Use Flyway or Liquibase for version-controlled schema migrations.

-- V1__create_table.sql
CREATE TABLE customer (id SERIAL PRIMARY KEY, name VARCHAR(50));

11. Port Binding

Applications should self-contain an embedded server and expose services via a unique port.

In Spring Boot:

server.port=8080

The app becomes a service that can be consumed by others via port binding.

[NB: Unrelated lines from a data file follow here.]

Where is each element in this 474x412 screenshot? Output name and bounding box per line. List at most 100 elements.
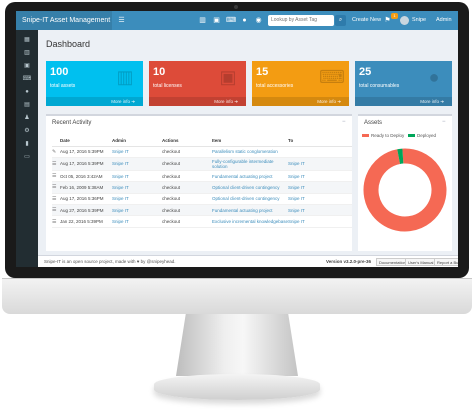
sidebar-item-settings[interactable]: ⚙ bbox=[16, 125, 38, 137]
stat-count: 25 bbox=[359, 66, 372, 78]
stat-label: total assets bbox=[50, 83, 76, 89]
column-header[interactable]: Actions bbox=[162, 136, 212, 147]
main-content: Dashboard 100 total assets ▥ More info ➜… bbox=[38, 30, 458, 267]
barcode-icon: ▥ bbox=[116, 67, 134, 87]
sidebar-item-components[interactable]: ▤ bbox=[16, 99, 38, 111]
keyboard-icon: ⌨ bbox=[22, 76, 32, 82]
license-icon[interactable]: ▣ bbox=[213, 17, 220, 24]
drop-icon: ● bbox=[428, 67, 440, 87]
barcode-icon: ▥ bbox=[24, 50, 30, 56]
pencil-icon: ✎ bbox=[52, 146, 60, 158]
stat-count: 100 bbox=[50, 66, 69, 78]
screen: Snipe-IT Asset Management ☰ ▥ ▣ ⌨ ● ◉ ⌕ … bbox=[16, 11, 458, 267]
asset-tag-search-input[interactable] bbox=[268, 15, 334, 26]
table-row: ☰ Aug 27, 2016 5:39PM Snipe IT checkout … bbox=[52, 204, 352, 217]
gear-icon: ⚙ bbox=[24, 128, 30, 134]
sidebar-item-accessories[interactable]: ⌨ bbox=[16, 73, 38, 85]
brand-title[interactable]: Snipe-IT Asset Management bbox=[16, 11, 112, 30]
list-icon: ☰ bbox=[52, 193, 60, 206]
list-icon: ☰ bbox=[52, 181, 60, 194]
column-header[interactable]: Item bbox=[212, 136, 289, 147]
keyboard-icon[interactable]: ⌨ bbox=[226, 17, 237, 24]
footer-credit: Snipe-IT is an open source project, made… bbox=[44, 259, 176, 264]
list-icon: ☰ bbox=[52, 215, 60, 228]
search-button[interactable]: ⌕ bbox=[335, 15, 346, 26]
list-icon: ☰ bbox=[52, 157, 60, 171]
webcam bbox=[234, 5, 238, 9]
legend-label-ready: Ready to Deploy bbox=[371, 133, 405, 138]
monitor-stand-neck bbox=[176, 314, 298, 376]
menu-toggle-icon[interactable]: ☰ bbox=[118, 17, 125, 24]
barcode-icon[interactable]: ▥ bbox=[199, 17, 206, 24]
table-row: ☰ Jan 22, 2016 5:39PM Snipe IT checkout … bbox=[52, 215, 352, 228]
table-row: ☰ Feb 16, 2009 5:38AM Snipe IT checkout … bbox=[52, 181, 352, 194]
recent-activity-panel: Recent Activity − Date Admin Actions Ite… bbox=[46, 114, 352, 251]
users-icon: ♟ bbox=[24, 115, 30, 121]
notification-badge: 1 bbox=[391, 13, 398, 19]
stat-count: 15 bbox=[256, 66, 269, 78]
license-icon: ▣ bbox=[24, 63, 30, 69]
more-info-link[interactable]: More info ➜ bbox=[355, 97, 452, 106]
more-info-link[interactable]: More info ➜ bbox=[149, 97, 246, 106]
panel-title: Recent Activity bbox=[52, 120, 92, 126]
drop-icon: ● bbox=[25, 89, 29, 95]
user-icon[interactable]: ◉ bbox=[255, 17, 262, 24]
stat-count: 10 bbox=[153, 66, 166, 78]
table-row: ✎ Aug 17, 2016 5:39PM Snipe IT checkout … bbox=[52, 146, 352, 158]
assets-donut-chart: Ready to Deploy Deployed bbox=[362, 133, 447, 232]
admin-menu[interactable]: Admin bbox=[436, 17, 452, 23]
documentation-button[interactable]: Documentation bbox=[376, 258, 409, 266]
alert-flag-icon[interactable]: ⚑ bbox=[384, 17, 391, 24]
stat-box-consumables[interactable]: 25 total consumables ● More info ➜ bbox=[355, 61, 452, 106]
create-new-menu[interactable]: Create New bbox=[352, 17, 382, 23]
sidebar-item-consumables[interactable]: ● bbox=[16, 86, 38, 98]
stat-label: total consumables bbox=[359, 83, 400, 89]
column-header[interactable]: Date bbox=[60, 136, 112, 147]
stat-box-accessories[interactable]: 15 total accessories ⌨ More info ➜ bbox=[252, 61, 349, 106]
users-manual-button[interactable]: User's Manual bbox=[405, 258, 437, 266]
table-row: ☰ Aug 17, 2016 5:36PM Snipe IT checkout … bbox=[52, 193, 352, 206]
sidebar-item-assets[interactable]: ▥ bbox=[16, 47, 38, 59]
legend-label-deployed: Deployed bbox=[417, 133, 437, 138]
table-row: ☰ Aug 17, 2016 5:39PM Snipe IT checkout … bbox=[52, 157, 352, 171]
page-title: Dashboard bbox=[46, 39, 91, 49]
chart-icon: ▮ bbox=[25, 141, 29, 147]
more-info-link[interactable]: More info ➜ bbox=[252, 97, 349, 106]
version-label: Version v3.2.0-pre-36 bbox=[326, 259, 372, 264]
drop-icon[interactable]: ● bbox=[242, 17, 247, 24]
stat-box-licenses[interactable]: 10 total licenses ▣ More info ➜ bbox=[149, 61, 246, 106]
column-header[interactable]: Admin bbox=[112, 136, 162, 147]
column-header[interactable]: To bbox=[288, 136, 352, 147]
avatar[interactable] bbox=[400, 16, 409, 25]
sidebar: ▦ ▥ ▣ ⌨ ● ▤ ♟ ⚙ ▮ ▭ bbox=[16, 30, 38, 267]
more-info-link[interactable]: More info ➜ bbox=[46, 97, 143, 106]
hdd-icon: ▤ bbox=[24, 102, 30, 108]
sidebar-item-requestable[interactable]: ▭ bbox=[16, 151, 38, 163]
sidebar-item-people[interactable]: ♟ bbox=[16, 112, 38, 124]
user-menu[interactable]: Snipe bbox=[412, 17, 427, 23]
table-header-row: Date Admin Actions Item To bbox=[52, 136, 352, 147]
legend-swatch-ready bbox=[362, 134, 369, 137]
dashboard-icon: ▦ bbox=[24, 37, 30, 43]
sidebar-item-dashboard[interactable]: ▦ bbox=[16, 34, 38, 46]
panel-title: Assets bbox=[364, 120, 383, 126]
keyboard-icon: ⌨ bbox=[319, 67, 345, 87]
sidebar-item-licenses[interactable]: ▣ bbox=[16, 60, 38, 72]
legend-swatch-deployed bbox=[408, 134, 415, 137]
monitor-bezel: Snipe-IT Asset Management ☰ ▥ ▣ ⌨ ● ◉ ⌕ … bbox=[5, 2, 469, 278]
collapse-icon[interactable]: − bbox=[442, 119, 446, 125]
laptop-icon: ▭ bbox=[24, 154, 30, 160]
donut-slice-deployed[interactable] bbox=[397, 148, 404, 164]
footer: Snipe-IT is an open source project, made… bbox=[38, 255, 458, 267]
list-icon: ☰ bbox=[52, 170, 60, 183]
monitor-stand-base bbox=[154, 374, 320, 400]
donut-slice-ready-to-deploy[interactable] bbox=[363, 148, 447, 232]
collapse-icon[interactable]: − bbox=[342, 119, 346, 125]
top-navbar: Snipe-IT Asset Management ☰ ▥ ▣ ⌨ ● ◉ ⌕ … bbox=[16, 11, 458, 30]
stat-label: total accessories bbox=[256, 83, 294, 89]
report-bug-button[interactable]: Report a Bug bbox=[434, 258, 458, 266]
sidebar-item-reports[interactable]: ▮ bbox=[16, 138, 38, 150]
list-icon: ☰ bbox=[52, 204, 60, 217]
table-row: ☰ Oct 05, 2016 3:42AM Snipe IT checkout … bbox=[52, 170, 352, 183]
stat-box-assets[interactable]: 100 total assets ▥ More info ➜ bbox=[46, 61, 143, 106]
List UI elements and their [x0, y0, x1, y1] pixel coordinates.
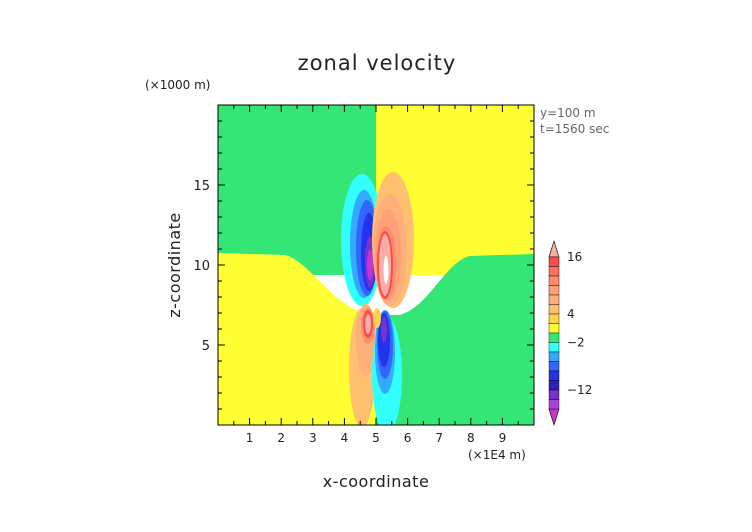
colorbar-level — [548, 256, 560, 267]
colorbar-level — [548, 351, 560, 362]
y-axis-label: z-coordinate — [165, 212, 184, 318]
colorbar-level — [548, 266, 560, 277]
background-region-lower-right — [376, 254, 534, 425]
y-axis: 5 10 15 — [193, 120, 534, 410]
colorbar-level — [548, 304, 560, 315]
colorbar-lower-cap — [548, 408, 560, 427]
background-region-lower-left — [218, 253, 376, 425]
x-tick-label: 6 — [404, 431, 412, 445]
annotation-time: t=1560 sec — [540, 122, 609, 136]
x-tick-label: 5 — [372, 431, 380, 445]
upper-positive-lobe — [372, 172, 414, 308]
chart-title: zonal velocity — [298, 51, 457, 75]
x-tick-label: 1 — [246, 431, 254, 445]
y-tick-label: 5 — [202, 339, 210, 354]
y-tick-label: 10 — [193, 259, 210, 274]
x-axis: 1 2 3 4 5 6 7 8 9 — [233, 105, 519, 445]
colorbar-level — [548, 323, 560, 334]
colorbar-level — [548, 370, 560, 381]
colorbar-tick-label: −2 — [567, 336, 585, 350]
x-tick-label: 8 — [467, 431, 475, 445]
x-tick-label: 3 — [309, 431, 317, 445]
colorbar-tick-label: 16 — [567, 250, 582, 264]
colorbar-level — [548, 332, 560, 343]
x-tick-label: 2 — [277, 431, 285, 445]
x-axis-label: x-coordinate — [323, 472, 430, 491]
colorbar-level — [548, 361, 560, 372]
x-scale-label: (×1E4 m) — [468, 448, 526, 462]
colorbar: 16 4 −2 −12 — [548, 239, 592, 427]
colorbar-tick-label: −12 — [567, 383, 592, 397]
colorbar-level — [548, 275, 560, 286]
colorbar-level — [548, 313, 560, 324]
lower-negative-lobe — [372, 310, 402, 425]
colorbar-level — [548, 399, 560, 410]
x-tick-label: 9 — [499, 431, 507, 445]
lower-positive-lobe — [349, 304, 376, 425]
y-tick-label: 15 — [193, 179, 210, 194]
colorbar-level — [548, 294, 560, 305]
center-positive-patch — [373, 308, 381, 328]
colorbar-level — [548, 380, 560, 391]
colorbar-level — [548, 342, 560, 353]
plot-area — [218, 105, 534, 425]
x-tick-label: 4 — [341, 431, 349, 445]
y-scale-label: (×1000 m) — [145, 78, 210, 92]
colorbar-tick-label: 4 — [567, 307, 575, 321]
annotation-y-position: y=100 m — [540, 106, 596, 120]
upper-negative-lobe — [341, 174, 383, 306]
x-tick-label: 7 — [435, 431, 443, 445]
colorbar-level — [548, 285, 560, 296]
colorbar-level — [548, 389, 560, 400]
colorbar-upper-cap — [548, 239, 560, 258]
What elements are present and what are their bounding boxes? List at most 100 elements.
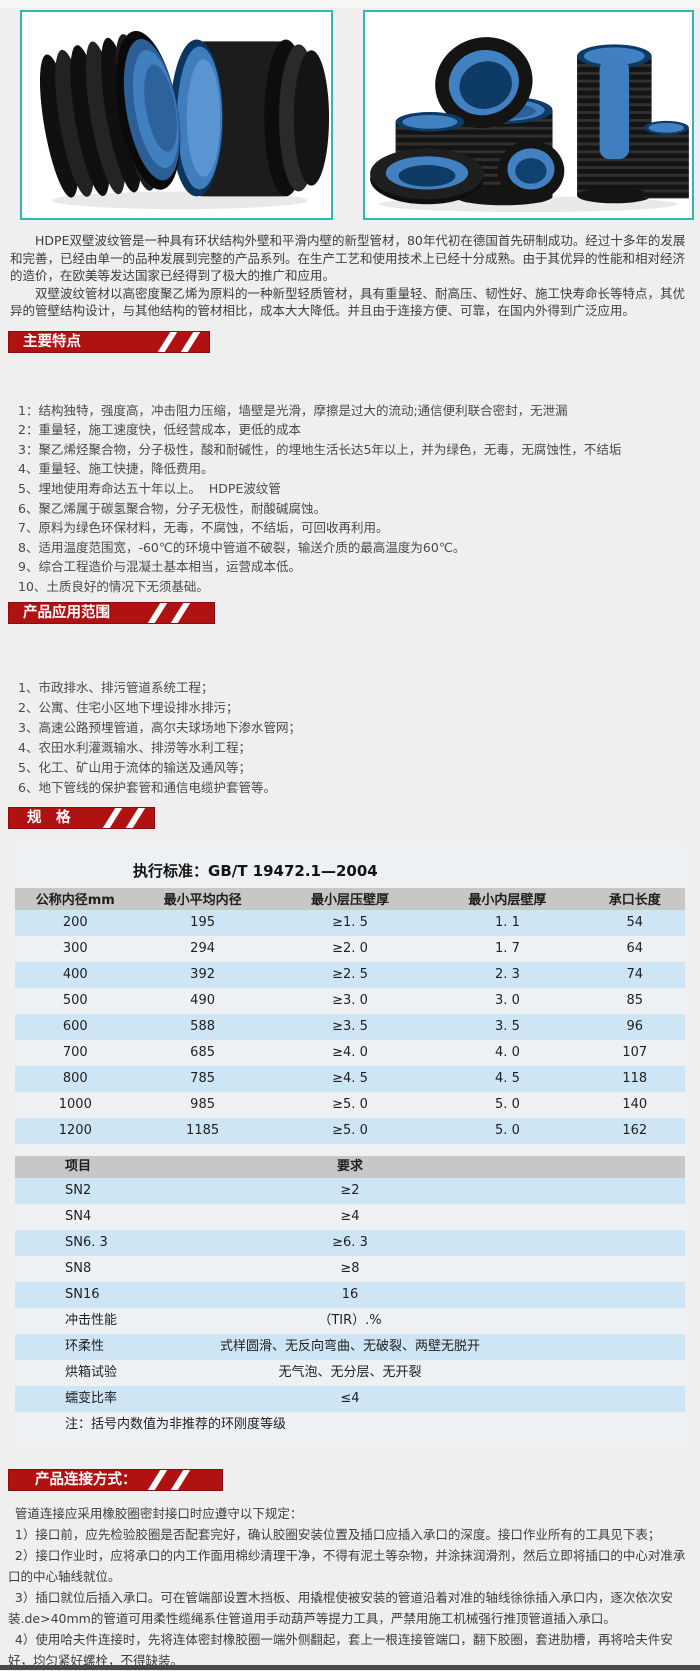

Access at http://localhost:8080

12. Stateless Processes

Adopt a share-nothing architecture — state belongs in databases or caches, not in-memory. This allows horizontal scaling without session loss. Use Spring Session with Redis or Hazelcast for distributed session management.

<dependency>
  <groupId>org.springframework.session</groupId>
  <artifactId>spring-session-data-redis</artifactId>
</dependency>
@EnableRedisHttpSession
public class SessionConfig { }

13. Concurrency

Achieve scalability by running multiple concurrent processes. Leverage JVM thread pools, WebFlux reactive programming, or Kubernetes replicas. Example: Use @Async in Spring or reactive pipelines with Project Reactor.

@Async
public void processTask() {
    log.info("Processing in thread: {}", Thread.currentThread().getName());
}
@EnableAsync
@SpringBootApplication
public class CloudNativeApp {}

14. Telemetry

Cloud Native apps must be observable — monitor metrics, logs, traces, and health.

<dependency>
  <groupId>io.micrometer</groupId>
  <artifactId>micrometer-registry-prometheus</artifactId>
</dependency>

Tools:

  • Prometheus for metrics
  • Grafana for visualization
  • Loki for logs
  • Tempo or Jaeger for tracing

Integrate with Spring Boot Actuator for /metrics, /health, and /prometheus endpoints.

# application.yml
management:
  endpoints:
    web:
      exposure:
        include: health, metrics, prometheus

15. Authentication & Authorization

Secure APIs and services using OAuth 2.0, OpenID Connect, or JWT tokens.

<dependency>
  <groupId>org.springframework.boot</groupId>
  <artifactId>spring-boot-starter-oauth2-resource-server</artifactId>
</dependency>

Use Spring Security or delegate to an API Gateway like Spring Cloud Gateway for centralized security enforcement.

@Bean
SecurityFilterChain securityFilterChain(HttpSecurity http) throws Exception {
    return http
        .authorizeHttpRequests(auth -> auth
            .requestMatchers("/actuator/**").permitAll()
            .anyRequest().authenticated())
        .oauth2ResourceServer(OAuth2ResourceServerConfigurer::jwt)
        .build();
}

🌩️ Beyond the 12 Factors

Modern Cloud Native development goes further:

  • Resilience: Circuit breakers, retries, and bulkheads via resilience4j.
  • Observability: Distributed tracing with Spring Cloud Sleuth or Micrometer Tracing.
  • GitOps: Declarative deployments with Argo CD.
  • Service Meshes: Secure and monitor network traffic with Istio or Linkerd.

Cloud Native Spring in Action is not just a checklist — it’s a mindset of automation, scalability, and resilience that drives how modern applications are built and operated.